Essentiellement, le RIC a élaboré une feuille de route pour l’«Iran nucléaire». En voici les points forts :
- Dialogue. Pas d’escalade. Pas de «pression maximale». Des mesures progressives. Établir une confiance mutuelle.
- Alors que l’Iran réaffirme son veto sur le développement d’armes nucléaires, la très controversée «communauté internationale», en réalité le Conseil de sécurité des Nations unies, reconnaît à nouveau le droit de l’Iran à l’énergie nucléaire pacifique en vertu du TNP.
- Retour au JCPOA – et le relancer. Pour que Trump revienne à la table des négociations, le relancer sera extrêmement difficile.

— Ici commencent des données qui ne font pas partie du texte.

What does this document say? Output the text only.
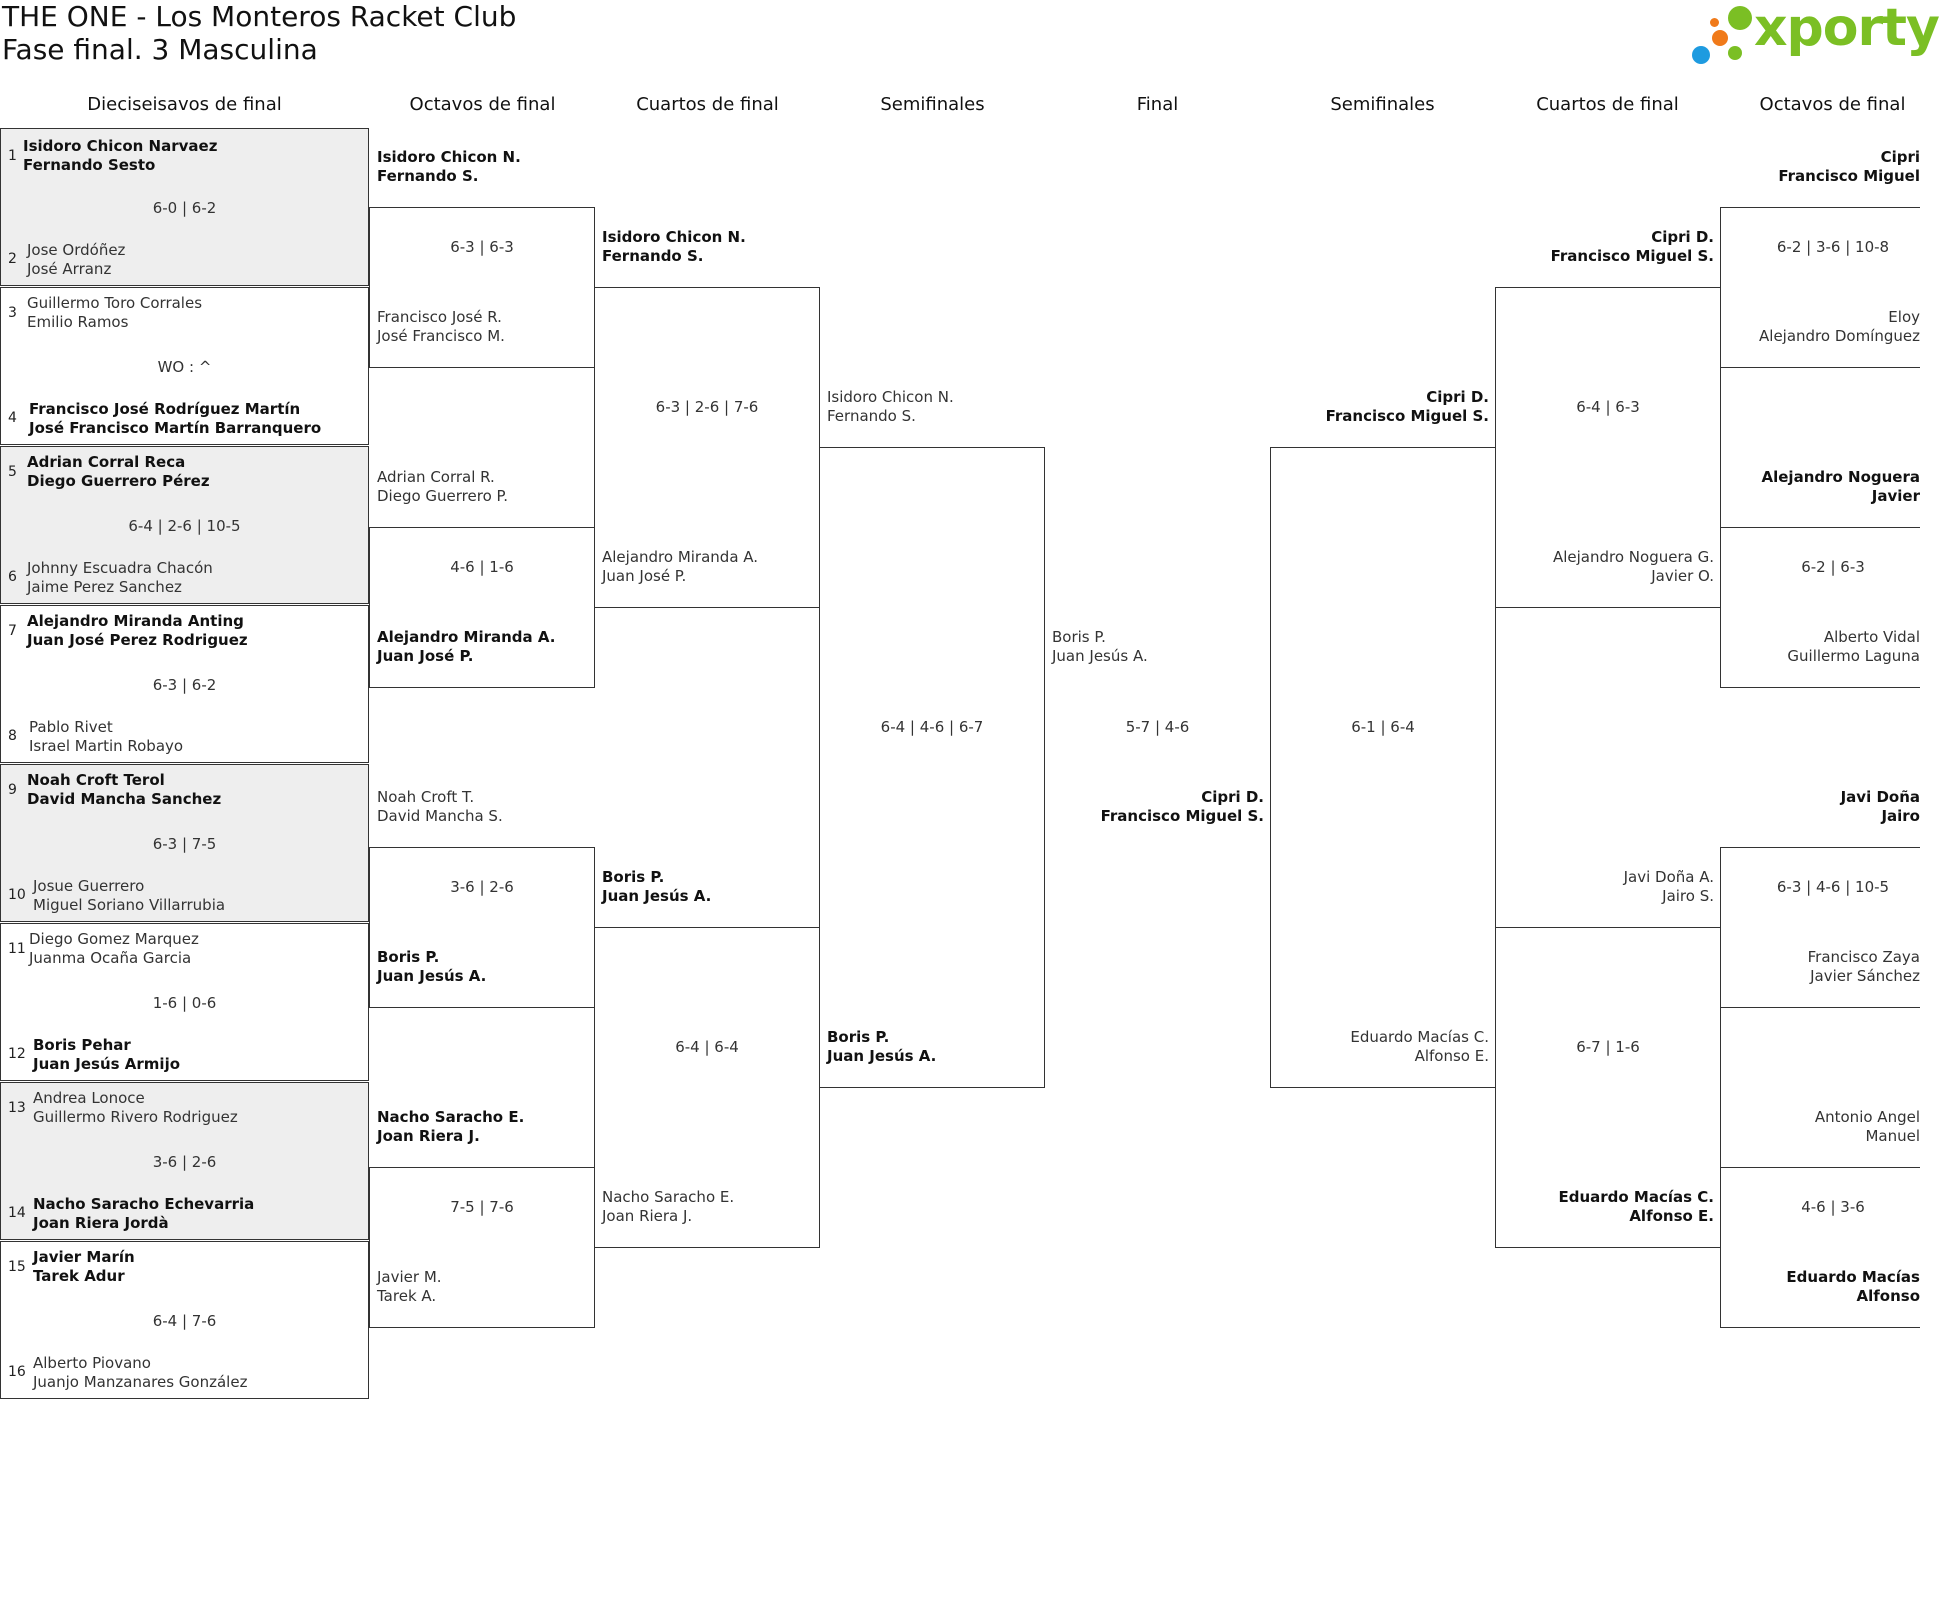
THE ONE - Los Monteros Racket Club
Fase final. 3 Masculina	xporty
Dieciseisavos de final	Octavos de final	Cuartos de final	Semifinales	Final	Semifinales	Cuartos de final	Octavos de final
1
Isidoro Chicon Narvaez
Fernando Sesto
6-0 | 6-2
2 Jose Ordóñez
José Arranz
3
Guillermo Toro Corrales
Emilio Ramos
WO : ^
4 Francisco José Rodríguez Martín
José Francisco Martín Barranquero
5
Adrian Corral Reca
Diego Guerrero Pérez
6-4 | 2-6 | 10-5
6 Johnny Escuadra Chacón
Jaime Perez Sanchez
7
Alejandro Miranda Anting
Juan José Perez Rodriguez
6-3 | 6-2
8 Pablo Rivet
Israel Martin Robayo
9
Noah Croft Terol
David Mancha Sanchez
6-3 | 7-5
10 Josue Guerrero
Miguel Soriano Villarrubia
11
Diego Gomez Marquez
Juanma Ocaña Garcia
1-6 | 0-6
12 Boris Pehar
Juan Jesús Armijo
13
Andrea Lonoce
Guillermo Rivero Rodriguez
3-6 | 2-6
14 Nacho Saracho Echevarria
Joan Riera Jordà
15
Javier Marín
Tarek Adur
6-4 | 7-6
16 Alberto Piovano
Juanjo Manzanares González
Isidoro Chicon N.
Fernando S.
6-3 | 6-3
Francisco José R.
José Francisco M.
Adrian Corral R.
Diego Guerrero P.
4-6 | 1-6
Alejandro Miranda A.
Juan José P.
Noah Croft T.
David Mancha S.
3-6 | 2-6
Boris P.
Juan Jesús A.
Nacho Saracho E.
Joan Riera J.
7-5 | 7-6
Javier M.
Tarek A.
Isidoro Chicon N.
Fernando S.
6-3 | 2-6 | 7-6
Alejandro Miranda A.
Juan José P.
Boris P.
Juan Jesús A.
6-4 | 6-4
Nacho Saracho E.
Joan Riera J.
Isidoro Chicon N.
Fernando S.
6-4 | 4-6 | 6-7
Boris P.
Juan Jesús A.
Boris P.
Juan Jesús A.
5-7 | 4-6
Cipri D.
Francisco Miguel S.
Cipri D.
Francisco Miguel S.
6-1 | 6-4
Eduardo Macías C.
Alfonso E.
Cipri D.
Francisco Miguel S.
6-4 | 6-3
Alejandro Noguera G.
Javier O.
Javi Doña A.
Jairo S.
6-7 | 1-6
Eduardo Macías C.
Alfonso E.
Cipri
Francisco Miguel
6-2 | 3-6 | 10-8
Eloy
Alejandro Domínguez
Alejandro Noguera
Javier
6-2 | 6-3
Alberto Vidal
Guillermo Laguna
Javi Doña
Jairo
6-3 | 4-6 | 10-5
Francisco Zaya
Javier Sánchez
Antonio Angel
Manuel
4-6 | 3-6
Eduardo Macías
Alfonso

Cette feuille de route a été ratifiée lors d’un deuxième cycle de pourparlers trilatéraux du RIC à Moscou mardi, où de hauts responsables des pays alliés ont discuté des efforts de collaboration pour relever les défis auxquels l’Iran est confronté.
Ce sommet à Moscou
En l’état actuel des choses, la feuille de route n’est que cela : une feuille de route. L’axe sioniste haletant de Washington à Tel-Aviv continuera d’insister sur le fait que l’Iran, s’il est attaqué, ne sera pas soutenu par la Russie, et une «pression maximale» supplémentaire et ininterrompue forcera Téhéran à finir par plier et à abandonner son soutien à l’Axe de la Résistance.

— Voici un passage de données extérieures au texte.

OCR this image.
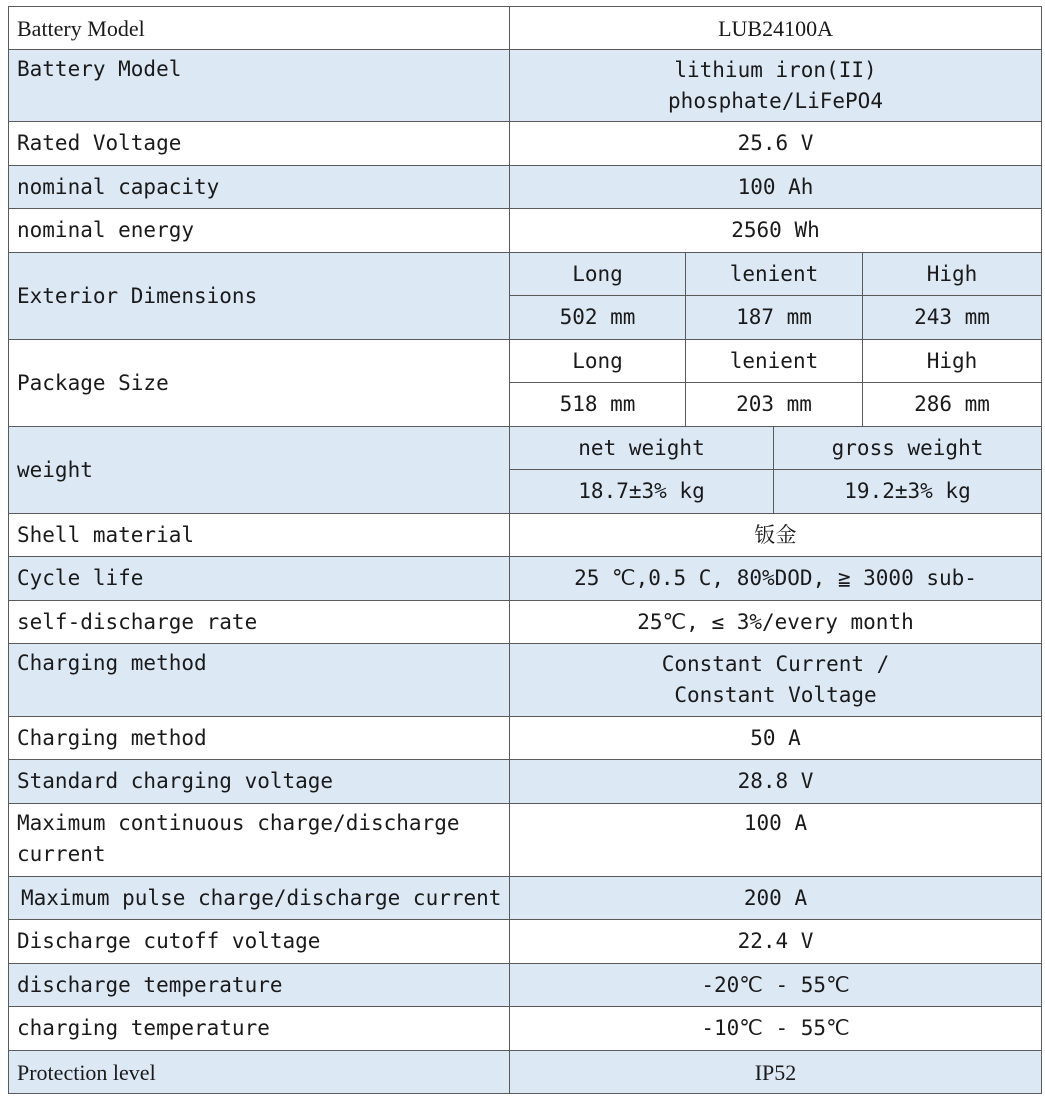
Battery Model	LUB24100A			
Battery Model	lithium iron(II)
phosphate/LiFePO4			

Rated Voltage	25.6 V			
nominal capacity	100 Ah			
nominal energy	2560 Wh			
Exterior Dimensions	Long	lenient		High
	502 mm	187 mm		243 mm
Package Size	Long	lenient		High
	518 mm	203 mm		286 mm
weight	net weight		gross weight	
	18.7±3% kg		19.2±3% kg	
Shell material	钣金			
Cycle life	25 ℃,0.5 C, 80%DOD, ≧ 3000 sub-			
self-discharge rate	25℃, ≤ 3%/every month			
Charging method	Constant Current /
Constant Voltage			

Charging method	50 A			
Standard charging voltage	28.8 V			

Maximum continuous charge/discharge
current	100 A			
Maximum pulse charge/discharge current	200 A			
Discharge cutoff voltage	22.4 V			
discharge temperature	-20℃ - 55℃			
charging temperature	-10℃ - 55℃			
Protection level	IP52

Tout cela, une fois de plus, échappe à la réalité. Pour Moscou, l’Iran est une priorité géopolitique absolument essentielle ; au-delà de l’Iran, à l’est, se trouve l’Asie centrale. Le fantasme obsessionnel sioniste d’un changement de régime à Téhéran masque la pénétration de l’OTAN en Asie centrale, la construction de bases militaires et, en même temps, le blocage de plusieurs projets chinois stratégiquement cruciaux de l’Initiative Ceinture et Route (BRI). L’Iran est aussi essentiel à la politique étrangère à long terme de la Chine qu’à celle de la Russie.

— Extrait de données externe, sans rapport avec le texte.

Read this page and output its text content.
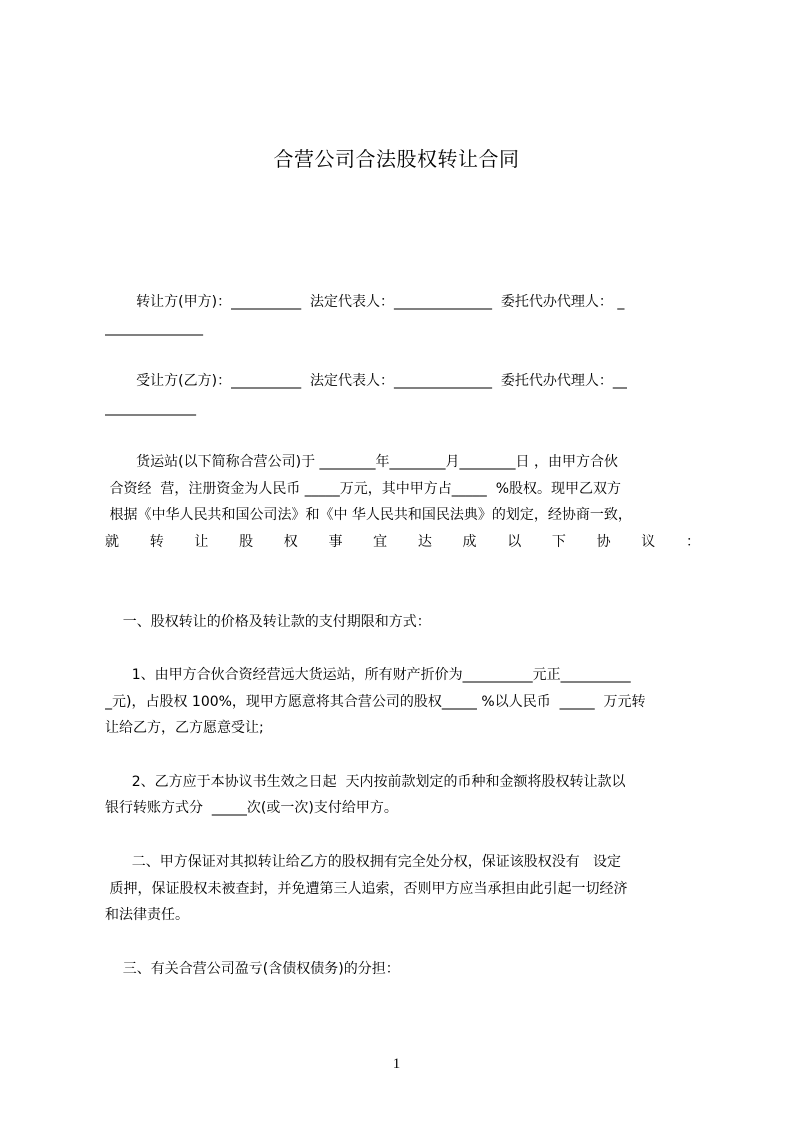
合营公司合法股权转让合同
转让方(甲方)：__________  法定代表人：______________  委托代办代理人： _
______________
受让方(乙方)：__________  法定代表人：______________  委托代办代理人：__
_____________
货运站(以下简称合营公司)于 ________年________月________日 ，由甲方合伙
合资经  营，注册资金为人民币 _____万元，其中甲方占_____  %股权。现甲乙双方
根据《中华人民共和国公司法》和《中 华人民共和国民法典》的划定，经协商一致，
就 转 让 股 权 事 宜 达 成 以 下 协 议 ：
一、股权转让的价格及转让款的支付期限和方式：
1、由甲方合伙合资经营远大货运站，所有财产折价为__________元正__________
_元)，占股权 100%，现甲方愿意将其合营公司的股权_____ %以人民币  _____  万元转
让给乙方，乙方愿意受让;
2、乙方应于本协议书生效之日起  天内按前款划定的币种和金额将股权转让款以
银行转账方式分  _____次(或一次)支付给甲方。
二、甲方保证对其拟转让给乙方的股权拥有完全处分权，保证该股权没有   设定
质押，保证股权未被查封，并免遭第三人追索，否则甲方应当承担由此引起一切经济
和法律责任。
三、有关合营公司盈亏(含债权债务)的分担：
1
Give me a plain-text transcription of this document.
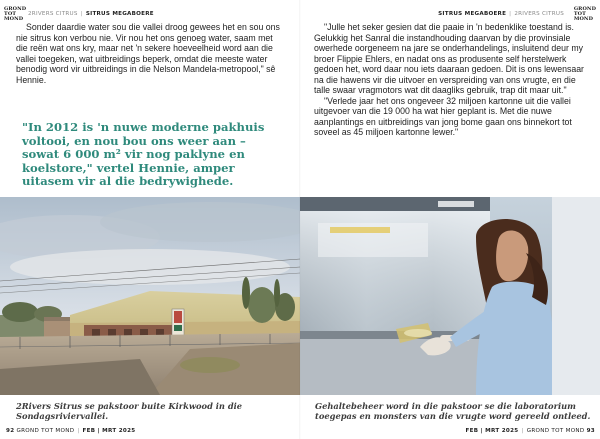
GROND
TOT
MOND
2RIVERS CITRUS | SITRUS MEGABOERE

Sonder daardie water sou die vallei droog gewees het en sou ons nie sitrus kon verbou nie. Vir nou het ons genoeg water, saam met die reën wat ons kry, maar net 'n sekere hoeveelheid word aan die vallei toegeken, wat uitbreidings beperk, omdat die meeste water benodig word vir uitbreidings in die Nelson Mandela-metropool," sê Hennie.

"In 2012 is 'n nuwe moderne pakhuis voltooi, en nou bou ons weer aan – sowat 6 000 m² vir nog paklyne en koelstore," vertel Hennie, amper uitasem vir al die bedrywighede.

2Rivers Sitrus se pakstoor buite Kirkwood in die Sondagsriviervallei.

92 GROND TOT MOND | FEB | MRT 2025
GROND
TOT
MOND
SITRUS MEGABOERE | 2RIVERS CITRUS

"Julle het seker gesien dat die paaie in 'n bedenklike toestand is. Gelukkig het Sanral die instandhouding daarvan by die provinsiale owerhede oorgeneem na jare se onderhandelings, insluitend deur my broer Flippie Ehlers, en nadat ons as produsente self herstelwerk gedoen het, word daar nou iets daaraan gedoen. Dit is ons lewensaar na die hawens vir die uitvoer en verspreiding van ons vrugte, en die talle swaar vragmotors wat dit daagliks gebruik, trap dit maar uit."

"Verlede jaar het ons ongeveer 32 miljoen kartonne uit die vallei uitgevoer van die 19 000 ha wat hier geplant is. Met die nuwe aanplantings en uitbreidings van jong bome gaan ons binnekort tot soveel as 45 miljoen kartonne lewer."

Gehaltebeheer word in die pakstoor se die laboratorium toegepas en monsters van die vrugte word gereeld ontleed.

FEB | MRT 2025 | GROND TOT MOND 93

Ce n’est pas un hasard si la Russie et la Chine se réuniront au niveau présidentiel – Vladimir Poutine et Xi Jinping – lors d’un sommet à Moscou vers le 9 mai, jour de la victoire de la Grande Guerre patriotique. Ils analyseront en détail la prochaine étape des «changements que nous n’avons pas connus depuis 100 ans», comme l’a formulé Xi à Poutine lors de leur été 2023 révolutionnaire à Moscou.
Ils discuteront bien sûr de la façon dont le maître de piste du cirque rêve de mettre fin à une Guerre éternelle pour en commencer une autre : le spectre d’une attaque des États-Unis et d’Israël contre leur partenaire stratégique, l’Iran, avec en contre-attaque le blocage du détroit d’Ormuz (par lequel transitent 24 millions de barils de pétrole par jour) ; un baril de pétrole qui monte en flèche jusqu’à 200 dollars, voire plus ; et l’effondrement de l’énorme pile de 730 000 milliards de dollars de produits dérivés dans l’économie mondiale.
Non, président maître de piste du Cirque : vous n’avez pas les cartes en main.